When game theorist sought out to model what is the driving mechanism behind human behavior, they looked into the abstract math behind motivation, incentives, and rational vs irrational behavior. What they came away with was that there are two types of people who are most likely to act in their own self interest; psychotics and corporations.
Let me explain, on Tuesday AIG said that it's board will begin assessing whether they will involve themselves in a shareholders case against the U.S. Government for a $182 billion bailout in 2008. AIG shareholders are bringing the lawsuit up on grounds that the government didn't provide just compensation in taking over an 80% stake of the finical insurer.
For anyone trying to see the connection to game theory, let me just say that AIG's behavior is at the very least perceived as psychotic.
To quote Mark Williams, a former Federal Reserve Bank examiner who teaches finance at Boston University. “If A.I.G. enters this suit it would be the equivalent of a patient suing their doctor for saving their life,” Williams says. “Government action gave A.I.G. a second life.”
Of course, anyone involved with health insurance will tell you that the dr. analogy may not be the best one to point out the absurdity. In this litigious culture a valid case can be made for suing almost anything, even the act of saving a life or a corporation.

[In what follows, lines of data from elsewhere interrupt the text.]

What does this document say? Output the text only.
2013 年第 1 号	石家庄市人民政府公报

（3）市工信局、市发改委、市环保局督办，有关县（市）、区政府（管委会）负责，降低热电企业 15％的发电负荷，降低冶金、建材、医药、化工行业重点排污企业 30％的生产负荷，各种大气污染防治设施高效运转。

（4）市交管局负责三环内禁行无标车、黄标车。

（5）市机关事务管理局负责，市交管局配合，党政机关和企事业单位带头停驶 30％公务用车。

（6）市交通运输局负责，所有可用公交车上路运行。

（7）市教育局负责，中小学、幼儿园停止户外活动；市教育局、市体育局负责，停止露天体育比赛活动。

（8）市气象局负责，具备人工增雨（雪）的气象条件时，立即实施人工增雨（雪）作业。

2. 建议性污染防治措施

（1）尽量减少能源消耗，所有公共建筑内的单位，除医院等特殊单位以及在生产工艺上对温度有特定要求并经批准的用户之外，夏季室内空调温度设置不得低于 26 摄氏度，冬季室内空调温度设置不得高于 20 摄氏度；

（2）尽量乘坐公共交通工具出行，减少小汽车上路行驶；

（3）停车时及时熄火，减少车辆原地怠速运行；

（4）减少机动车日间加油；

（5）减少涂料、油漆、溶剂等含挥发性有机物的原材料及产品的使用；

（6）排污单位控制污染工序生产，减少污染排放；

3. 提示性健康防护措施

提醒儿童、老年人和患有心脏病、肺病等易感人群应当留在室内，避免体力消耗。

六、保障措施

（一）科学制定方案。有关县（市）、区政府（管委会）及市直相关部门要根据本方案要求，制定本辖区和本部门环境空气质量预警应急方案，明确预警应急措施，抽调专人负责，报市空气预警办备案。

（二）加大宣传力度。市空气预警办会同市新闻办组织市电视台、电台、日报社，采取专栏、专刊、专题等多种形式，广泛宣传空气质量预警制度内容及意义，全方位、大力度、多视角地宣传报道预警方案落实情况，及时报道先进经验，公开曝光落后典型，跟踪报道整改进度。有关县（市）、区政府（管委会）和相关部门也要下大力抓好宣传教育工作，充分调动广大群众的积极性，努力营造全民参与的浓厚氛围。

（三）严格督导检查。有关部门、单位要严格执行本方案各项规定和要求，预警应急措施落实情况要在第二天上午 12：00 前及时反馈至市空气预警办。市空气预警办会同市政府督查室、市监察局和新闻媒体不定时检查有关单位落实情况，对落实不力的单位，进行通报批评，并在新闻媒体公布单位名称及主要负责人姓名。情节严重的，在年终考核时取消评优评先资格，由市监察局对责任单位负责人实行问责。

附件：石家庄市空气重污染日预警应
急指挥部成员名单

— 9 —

But the real question is whether AIG has a legitimate case. Certainly Hank Greenberg (not the baseball player), former chief executive officer of AIG thinks so. According to Greenberg, the terms of the bailout were too draconian, depriving shareholders out of billions of dollars, in turn violating the fifth Amendment's ban on government seizure of property.

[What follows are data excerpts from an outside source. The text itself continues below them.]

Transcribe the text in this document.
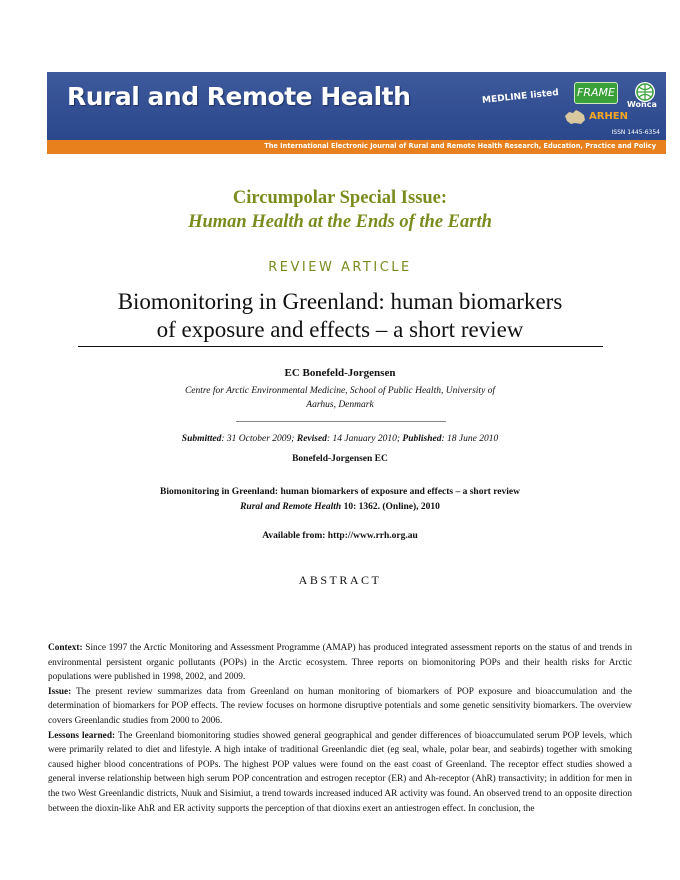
Rural and Remote Health	MEDLINE listed FRAME
Wonca
ARHEN
ISSN 1445-6354
The International Electronic Journal of Rural and Remote Health Research, Education, Practice and Policy
Circumpolar Special Issue:
Human Health at the Ends of the Earth
REVIEW ARTICLE
Biomonitoring in Greenland: human biomarkers
of exposure and effects – a short review
EC Bonefeld-Jorgensen
Centre for Arctic Environmental Medicine, School of Public Health, University of
Aarhus, Denmark
Submitted: 31 October 2009; Revised: 14 January 2010; Published: 18 June 2010
Bonefeld-Jorgensen EC
Biomonitoring in Greenland: human biomarkers of exposure and effects – a short review
Rural and Remote Health 10: 1362. (Online), 2010
Available from: http://www.rrh.org.au
ABSTRACT

Context: Since 1997 the Arctic Monitoring and Assessment Programme (AMAP) has produced integrated assessment reports on the status of and trends in environmental persistent organic pollutants (POPs) in the Arctic ecosystem. Three reports on biomonitoring POPs and their health risks for Arctic populations were published in 1998, 2002, and 2009.

Issue: The present review summarizes data from Greenland on human monitoring of biomarkers of POP exposure and bioaccumulation and the determination of biomarkers for POP effects. The review focuses on hormone disruptive potentials and some genetic sensitivity biomarkers. The overview covers Greenlandic studies from 2000 to 2006.

Lessons learned: The Greenland biomonitoring studies showed general geographical and gender differences of bioaccumulated serum POP levels, which were primarily related to diet and lifestyle. A high intake of traditional Greenlandic diet (eg seal, whale, polar bear, and seabirds) together with smoking caused higher blood concentrations of POPs. The highest POP values were found on the east coast of Greenland. The receptor effect studies showed a general inverse relationship between high serum POP concentration and estrogen receptor (ER) and Ah-receptor (AhR) transactivity; in addition for men in the two West Greenlandic districts, Nuuk and Sisimiut, a trend towards increased induced AR activity was found. An observed trend to an opposite direction between the dioxin-like AhR and ER activity supports the perception of that dioxins exert an antiestrogen effect. In conclusion, the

As reported by CNBC's, John Carney…, "Greenberg's legal team, led by David Boies, argues that the government pushed away sovereign wealth-funds and other foreign investors who might have been willing to invest in the company before it was bailed out. This, they argue, prevented AIG from being able to raise capital and contributed to its downgrading by ratings agencies, which in turn put the company into even more dire straits. This forced AIG to accept the unfair terms the government offered in its loan agreement, the lawyers say."
This argument may beg the question, if AIG was in such an advantageous situation as to bring in 'sovereign wealth-funds,' as well as foreign investors, then why was the government stepping in to bail them out in the first place.

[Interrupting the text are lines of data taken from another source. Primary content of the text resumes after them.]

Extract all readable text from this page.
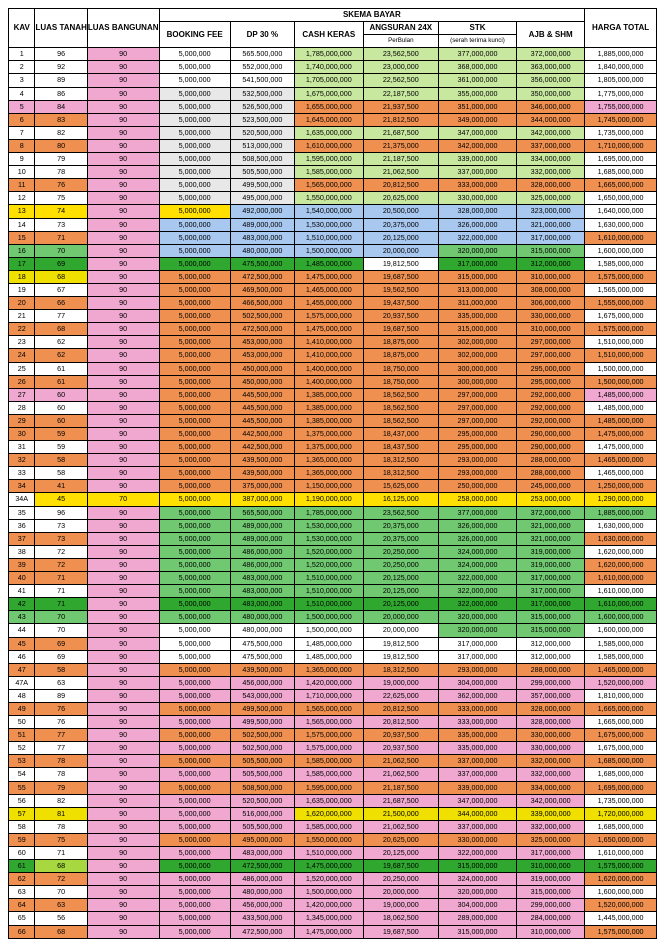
KAV	LUAS TANAH	LUAS BANGUNAN	SKEMA BAYAR						HARGA TOTAL
			BOOKING FEE	DP 30 %	CASH KERAS	ANGSURAN 24X	STK	AJB & SHM	
						PerBulan	(serah terima kunci)		
1	96	90	5,000,000	565.500,000	1,785,000,000	23,562,500	377,000,000	372,000,000	1,885,000,000
2	92	90	5,000,000	552,000,000	1,740,000,000	23,000,000	368,000,000	363,000,000	1,840,000,000
3	89	90	5,000,000	541,500,000	1,705,000,000	22,562,500	361,000,000	356,000,000	1,805,000,000
4	86	90	5,000,000	532,500,000	1,675,000,000	22,187,500	355,000,000	350,000,000	1,775,000,000
5	84	90	5,000,000	526,500,000	1,655,000,000	21,937,500	351,000,000	346,000,000	1,755,000,000
6	83	90	5,000,000	523,500,000	1,645,000,000	21,812,500	349,000,000	344,000,000	1,745,000,000
7	82	90	5,000,000	520,500,000	1,635,000,000	21,687,500	347,000,000	342,000,000	1,735,000,000
8	80	90	5,000,000	513,000,000	1,610,000,000	21,375,000	342,000,000	337,000,000	1,710,000,000
9	79	90	5,000,000	508,500,000	1,595,000,000	21,187,500	339,000,000	334,000,000	1,695,000,000
10	78	90	5,000,000	505,500,000	1,585,000,000	21,062,500	337,000,000	332,000,000	1,685,000,000
11	76	90	5,000,000	499,500,000	1,565,000,000	20,812,500	333,000,000	328,000,000	1,665,000,000
12	75	90	5,000,000	495,000,000	1,550,000,000	20,625,000	330,000,000	325,000,000	1,650,000,000
13	74	90	5,000,000	492,000,000	1,540,000,000	20,500,000	328,000,000	323,000,000	1,640,000,000
14	73	90	5,000,000	489,000,000	1,530,000,000	20,375,000	326,000,000	321,000,000	1,630,000,000
15	71	90	5,000,000	483,000,000	1,510,000,000	20,125,000	322,000,000	317,000,000	1,610,000,000
16	70	90	5,000,000	480,000,000	1,500,000,000	20,000,000	320,000,000	315,000,000	1,600,000,000
17	69	90	5,000,000	475,500,000	1,485,000,000	19,812,500	317,000,000	312,000,000	1,585,000,000
18	68	90	5,000,000	472,500,000	1,475,000,000	19,687,500	315,000,000	310,000,000	1,575,000,000
19	67	90	5,000,000	469,500,000	1,465,000,000	19,562,500	313,000,000	308,000,000	1,565,000,000
20	66	90	5,000,000	466,500,000	1,455,000,000	19,437,500	311,000,000	306,000,000	1,555,000,000
21	77	90	5,000,000	502,500,000	1,575,000,000	20,937,500	335,000,000	330,000,000	1,675,000,000
22	68	90	5,000,000	472,500,000	1,475,000,000	19,687,500	315,000,000	310,000,000	1,575,000,000
23	62	90	5,000,000	453,000,000	1,410,000,000	18,875,000	302,000,000	297,000,000	1,510,000,000
24	62	90	5,000,000	453,000,000	1,410,000,000	18,875,000	302,000,000	297,000,000	1,510,000,000
25	61	90	5,000,000	450,000,000	1,400,000,000	18,750,000	300,000,000	295,000,000	1,500,000,000
26	61	90	5,000,000	450,000,000	1,400,000,000	18,750,000	300,000,000	295,000,000	1,500,000,000
27	60	90	5,000,000	445,500,000	1,385,000,000	18,562,500	297,000,000	292,000,000	1,485,000,000
28	60	90	5,000,000	445,500,000	1,385,000,000	18,562,500	297,000,000	292,000,000	1,485,000,000
29	60	90	5,000,000	445,500,000	1,385,000,000	18,562,500	297,000,000	292,000,000	1,485,000,000
30	59	90	5,000,000	442,500,000	1,375,000,000	18,437,000	295,000,000	290,000,000	1,475,000,000
31	59	90	5,000,000	442,500,000	1,375,000,000	18,437,500	295,000,000	290,000,000	1,475,000,000
32	58	90	5,000,000	439,500,000	1,365,000,000	18,312,500	293,000,000	288,000,000	1,465,000,000
33	58	90	5,000,000	439,500,000	1,365,000,000	18,312,500	293,000,000	288,000,000	1,465,000,000
34	41	90	5,000,000	375,000,000	1,150,000,000	15,625,000	250,000,000	245,000,000	1,250,000,000
34A	45	70	5,000,000	387,000,000	1,190,000,000	16,125,000	258,000,000	253,000,000	1,290,000,000
35	96	90	5,000,000	565,500,000	1,785,000,000	23,562,500	377,000,000	372,000,000	1,885,000,000
36	73	90	5,000,000	489,000,000	1,530,000,000	20,375,000	326,000,000	321,000,000	1,630,000,000
37	73	90	5,000,000	489,000,000	1,530,000,000	20,375,000	326,000,000	321,000,000	1,630,000,000
38	72	90	5,000,000	486,000,000	1,520,000,000	20,250,000	324,000,000	319,000,000	1,620,000,000
39	72	90	5,000,000	486,000,000	1,520,000,000	20,250,000	324,000,000	319,000,000	1,620,000,000
40	71	90	5,000,000	483,000,000	1,510,000,000	20,125,000	322,000,000	317,000,000	1,610,000,000
41	71	90	5,000,000	483,000,000	1,510,000,000	20,125,000	322,000,000	317,000,000	1,610,000,000
42	71	90	5,000,000	483,000,000	1,510,000,000	20,125,000	322,000,000	317,000,000	1,610,000,000
43	70	90	5,000,000	480,000,000	1,500,000,000	20,000,000	320,000,000	315,000,000	1,600,000,000
44	70	90	5,000,000	480,000,000	1,500,000,000	20,000,000	320,000,000	315,000,000	1,600,000,000
45	69	90	5,000,000	475,500,000	1,485,000,000	19,812,500	317,000,000	312,000,000	1,585,000,000
46	69	90	5,000,000	475,500,000	1,485,000,000	19,812,500	317,000,000	312,000,000	1,585,000,000
47	58	90	5,000,000	439,500,000	1,365,000,000	18,312,500	293,000,000	288,000,000	1,465,000,000
47A	63	90	5,000,000	456,000,000	1,420,000,000	19,000,000	304,000,000	299,000,000	1,520,000,000
48	89	90	5,000,000	543,000,000	1,710,000,000	22,625,000	362,000,000	357,000,000	1,810,000,000
49	76	90	5,000,000	499,500,000	1,565,000,000	20,812,500	333,000,000	328,000,000	1,665,000,000
50	76	90	5,000,000	499,500,000	1,565,000,000	20,812,500	333,000,000	328,000,000	1,665,000,000
51	77	90	5,000,000	502,500,000	1,575,000,000	20,937,500	335,000,000	330,000,000	1,675,000,000
52	77	90	5,000,000	502,500,000	1,575,000,000	20,937,500	335,000,000	330,000,000	1,675,000,000
53	78	90	5,000,000	505,500,000	1,585,000,000	21,062,500	337,000,000	332,000,000	1,685,000,000
54	78	90	5,000,000	505,500,000	1,585,000,000	21,062,500	337,000,000	332,000,000	1,685,000,000
55	79	90	5,000,000	508,500,000	1,595,000,000	21,187,500	339,000,000	334,000,000	1,695,000,000
56	82	90	5,000,000	520,500,000	1,635,000,000	21,687,500	347,000,000	342,000,000	1,735,000,000
57	81	90	5,000,000	516,000,000	1,620,000,000	21,500,000	344,000,000	339,000,000	1,720,000,000
58	78	90	5,000,000	505,500,000	1,585,000,000	21,062,500	337,000,000	332,000,000	1,685,000,000
59	75	90	5,000,000	495,000,000	1,550,000,000	20,625,000	330,000,000	325,000,000	1,650,000,000
60	71	90	5,000,000	483,000,000	1,510,000,000	20,125,000	322,000,000	317,000,000	1,610,000,000
61	68	90	5,000,000	472,500,000	1,475,000,000	19,687,500	315,000,000	310,000,000	1,575,000,000
62	72	90	5,000,000	486,000,000	1,520,000,000	20,250,000	324,000,000	319,000,000	1,620,000,000
63	70	90	5,000,000	480,000,000	1,500,000,000	20,000,000	320,000,000	315,000,000	1,600,000,000
64	63	90	5,000,000	456,000,000	1,420,000,000	19,000,000	304,000,000	299,000,000	1,520,000,000
65	56	90	5,000,000	433,500,000	1,345,000,000	18,062,500	289,000,000	284,000,000	1,445,000,000
66	68	90	5,000,000	472,500,000	1,475,000,000	19,687,500	315,000,000	310,000,000	1,575,000,000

In other words, to use a baseball story, legend has it that after signaling for the bullpen to pull his starting pitcher, Yankee manager Joe Torre went out to the mound The starter protested; it's ok skip, i feel good, to which the Torre replied, " if you feel good,then what am i doing out here?
Perhaps the wisdom of former Yankee manager Joe Torre can shin some light on this case. Legend has it, that after walking out to the mound to pull his tired starting pitcher, Torre was met with the protest of "It's OK skip, i feel good," to which Torre replied, "if you feel good, then what am i doing out here?"